La venganza del marido resultó estar mal dirigida… 😒🌿
Con los años, los sentimientos no se debilitaban, sino que crecían, para envidia de todos. En siete años, nunca se les había cruzado un gato negro. Lo único era que Esteban, al mirar alrededor, empezó a carcomerse por dentro con el eterno compañero de la felicidad conyugal: los celos.

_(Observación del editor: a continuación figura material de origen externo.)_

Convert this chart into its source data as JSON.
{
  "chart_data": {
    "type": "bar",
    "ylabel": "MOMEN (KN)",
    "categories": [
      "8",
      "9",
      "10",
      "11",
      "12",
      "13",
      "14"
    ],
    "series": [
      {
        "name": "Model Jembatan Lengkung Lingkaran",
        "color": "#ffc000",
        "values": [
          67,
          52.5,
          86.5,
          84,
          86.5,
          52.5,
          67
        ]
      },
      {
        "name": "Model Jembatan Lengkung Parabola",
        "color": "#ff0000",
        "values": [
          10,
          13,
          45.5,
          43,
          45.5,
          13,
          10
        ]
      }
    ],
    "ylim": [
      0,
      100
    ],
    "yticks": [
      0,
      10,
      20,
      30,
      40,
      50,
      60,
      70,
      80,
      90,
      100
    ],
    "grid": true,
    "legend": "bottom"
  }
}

Siendo de naturaleza tranquila, Esteban no dejaba que ese veneno saliera a la luz, ahogando toda duda en su interior. Aunque quién sabe qué tempestades rugían en el alma de aquel submarinista al ver las miradas admirativas de otros hombres hacia su mujer, y al oír los halagos de sus compañeros en las fiestas navideñas.
Pero, por fuera, no se notaba. Ni siquiera Laura sospechaba la inquietud de su marido, o quizás no quería hacerlo. Mientras tanto, Esteban maduraba en silencio, como un grano a punto de reventar.
El barco zarpó para una misión rutinaria. Diez días de estrés, diez noches sin dormir. A primera hora, Esteban se despidió de su esposa, besó a su hijo dormido y prometió volver en una semana. Los mares fueron hostiles, la maquinaria fallaba sin tregua. Esteban, encargado de motores, pasó días y noches remendando aquellas máquinas caprichosas.
Lo que más indignación le causó fue la orden del comandante: regresar a puerto al séptimo día por fallos técnicos. Su rabia solo se calmaba con un pensamiento: el calor de Laura estaría tres días más cerca. Además, su hombría, recluida tanto tiempo, no se quejaba ni una gota. Así que pasó el viaje de vuelta imaginando escenas íntimas con detalle.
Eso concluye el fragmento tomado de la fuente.